The move marks a sharp departure from standard practice for public companies, which typically disseminate earnings and material disclosures through newswires such as Business Wire, PR Newswire or GlobeNewswire to ensure broad and simultaneous distribution to all investors.
"SpaceX's decision to bypass wire services and route financial disclosures through X and its own website concentrates information flow in channels controlled by the company and its controlling shareholder," said Alon Kapen, a partner at Farrell Fritz P.C. who reviewed SpaceX's S-1 filing. "This raises questions about equal access for investors who do not use X or may not monitor the company's website directly."
The change comes less than a week after SpaceX completed the largest initial public offering in U.S. history, raising $75 billion by selling 555.6 million shares at $135 apiece on the Nasdaq. The stock closed its first trading day at $160.95, giving the company a market valuation of about $2.2 trillion and making Elon Musk the world's first trillionaire on paper.

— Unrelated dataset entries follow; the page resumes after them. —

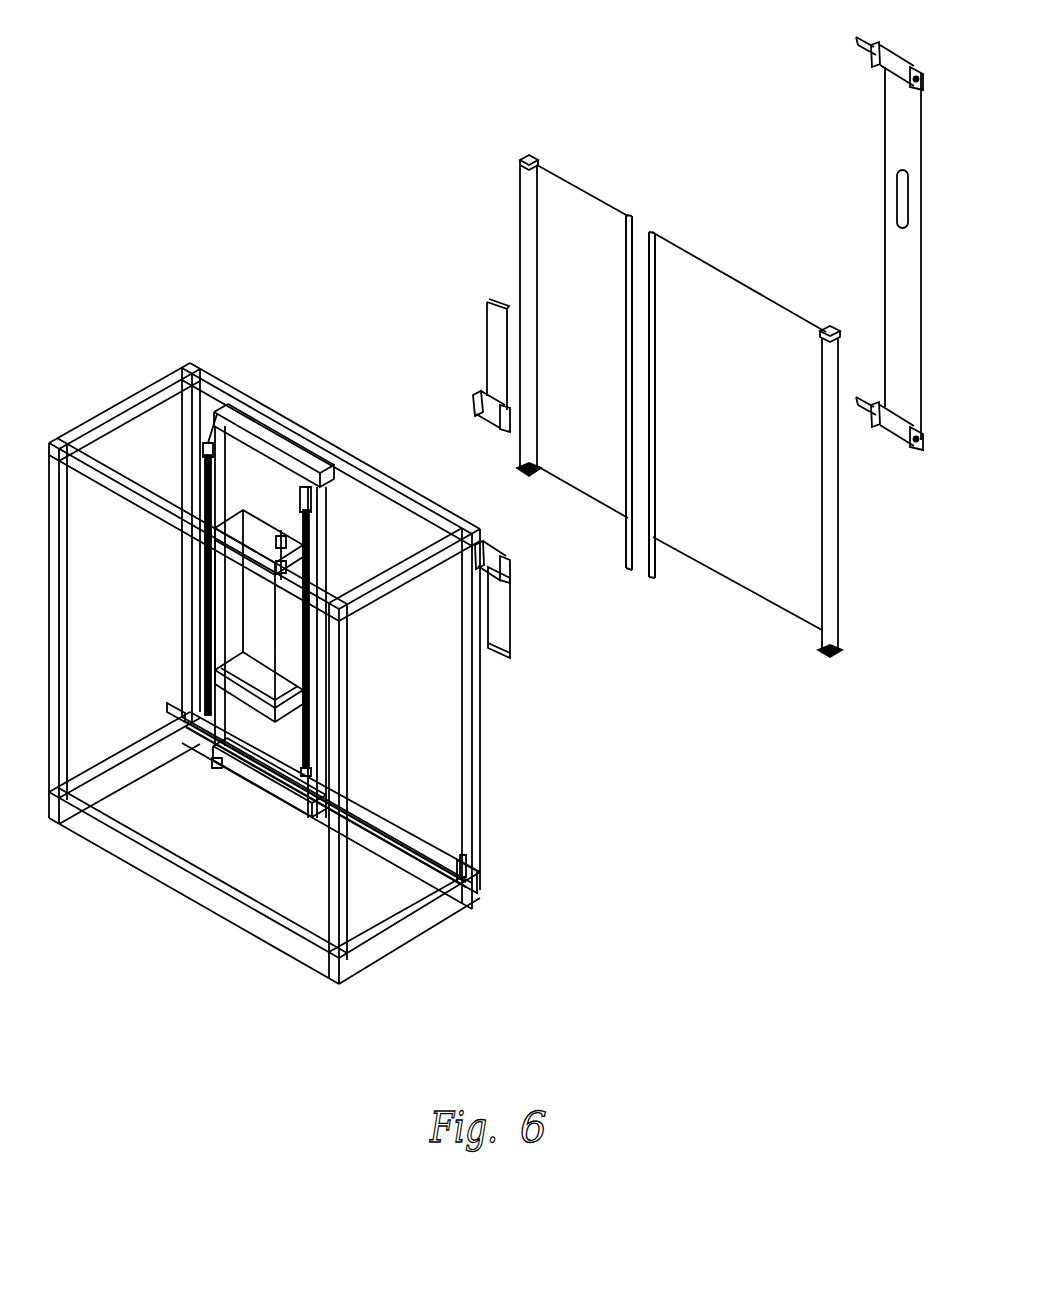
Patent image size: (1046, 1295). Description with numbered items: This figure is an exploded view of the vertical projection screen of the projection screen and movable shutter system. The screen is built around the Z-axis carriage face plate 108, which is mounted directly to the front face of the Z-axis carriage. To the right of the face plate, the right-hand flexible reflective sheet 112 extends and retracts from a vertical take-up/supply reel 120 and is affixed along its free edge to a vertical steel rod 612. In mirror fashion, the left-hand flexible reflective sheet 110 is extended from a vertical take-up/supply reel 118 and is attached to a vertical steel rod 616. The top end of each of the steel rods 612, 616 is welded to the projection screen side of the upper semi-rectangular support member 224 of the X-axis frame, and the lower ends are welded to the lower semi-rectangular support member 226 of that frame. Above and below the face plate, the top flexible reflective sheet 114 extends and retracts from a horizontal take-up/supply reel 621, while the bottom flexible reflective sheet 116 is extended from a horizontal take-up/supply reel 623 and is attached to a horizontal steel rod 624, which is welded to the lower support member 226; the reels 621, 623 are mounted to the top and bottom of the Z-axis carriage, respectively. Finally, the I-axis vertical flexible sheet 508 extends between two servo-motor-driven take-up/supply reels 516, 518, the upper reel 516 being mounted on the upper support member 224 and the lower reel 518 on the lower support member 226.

The Z-axis carriage face plate 108 is at (445, 330).
The left-hand flexible reflective sheet 110 is at (742, 275).
The right-hand flexible reflective sheet 112 is at (584, 190).
The top flexible reflective sheet 114 is at (488, 347).
The bottom flexible reflective sheet 116 is at (534, 639).
The vertical take-up/supply reel 118 is at (826, 328).
The vertical take-up/supply reel 120 is at (528, 156).
The upper semi-rectangular support member 224 is at (286, 415).
The lower semi-rectangular support member 226 is at (287, 800).
The I-axis vertical flexible sheet 508 is at (885, 165).
The upper servo-motor-driven take-up/supply reel 516 is at (912, 80).
The lower servo-motor-driven take-up/supply reel 518 is at (918, 450).
The vertical steel rod 612 is at (630, 214).
The vertical steel rod 616 is at (651, 232).
The horizontal take-up/supply reel 621 is at (478, 406).
The horizontal take-up/supply reel 623 is at (513, 566).
The horizontal steel rod 624 is at (508, 658).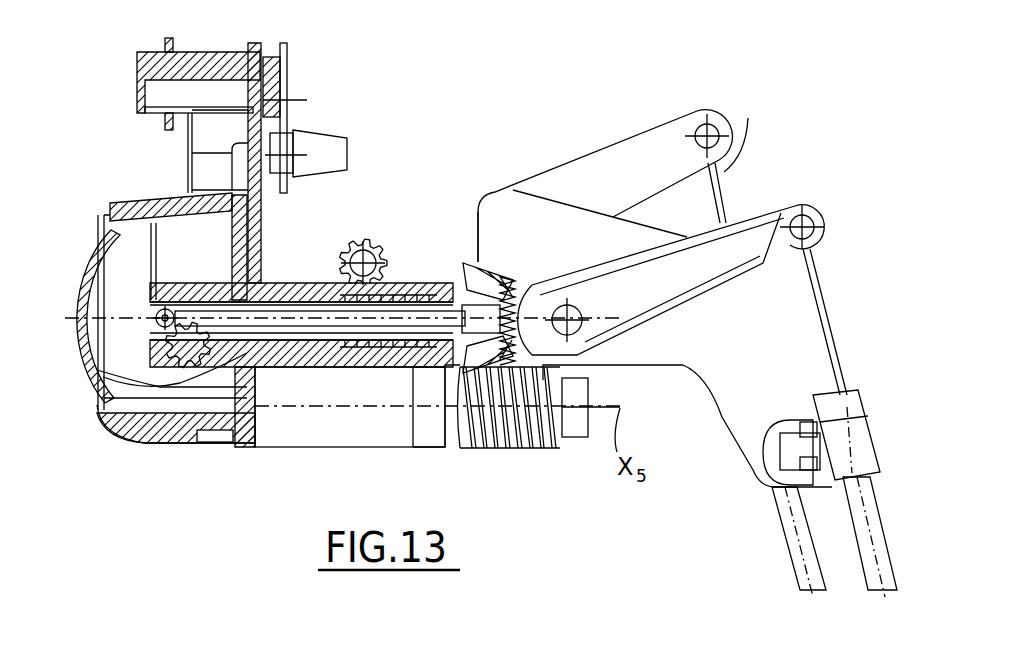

SpaceX's governance structure already concentrates control in Musk's hands. The company's dual-class share system gives Musk 10 votes per Class B share versus one vote per Class A share sold to the public, granting him 85% of voting power despite holding about 42% of equity. The company also requires shareholders to waive jury trial rights and prohibits class actions through a mandatory binding arbitration clause.
The disclosure policy shift could set a precedent for other high-profile companies with large retail investor bases and founder-controlled structures. Traditional wire services charge companies thousands of dollars per release to ensure simultaneous distribution to terminals, newsrooms and data feeds used by institutional investors and financial media. By routing disclosures through X and its own website, SpaceX gains direct control over timing and presentation while bypassing those costs.
Senator Elizabeth Warren last week urged the Securities and Exchange Commission to delay the SpaceX IPO, citing concerns about the company's valuation and governance structure. In a June 9 letter to SEC Chair Paul Atkins, Warren warned that the offering presented "significant risks to ordinary investors and their retirement savings."
SpaceX's S-1 filing shows the company had revenue of $4.7 billion in the three months ended March 31, with an operating loss of $1.9 billion and adjusted EBITDA of $1.1 billion. For full-year 2025, revenue totaled $18.67 billion with adjusted EBITDA of $6.58 billion.
The company's decision to self-distribute financial results may test SEC rules requiring fair and broad disclosure under Regulation FD. The rule mandates that when a public company discloses material information, it must do so in a way that reaches all investors simultaneously — not selectively. The SEC has previously accepted company websites and social media as valid disclosure channels, provided companies alert investors in advance about where to find the information.
This article is for informational purposes only and does not constitute investment advice.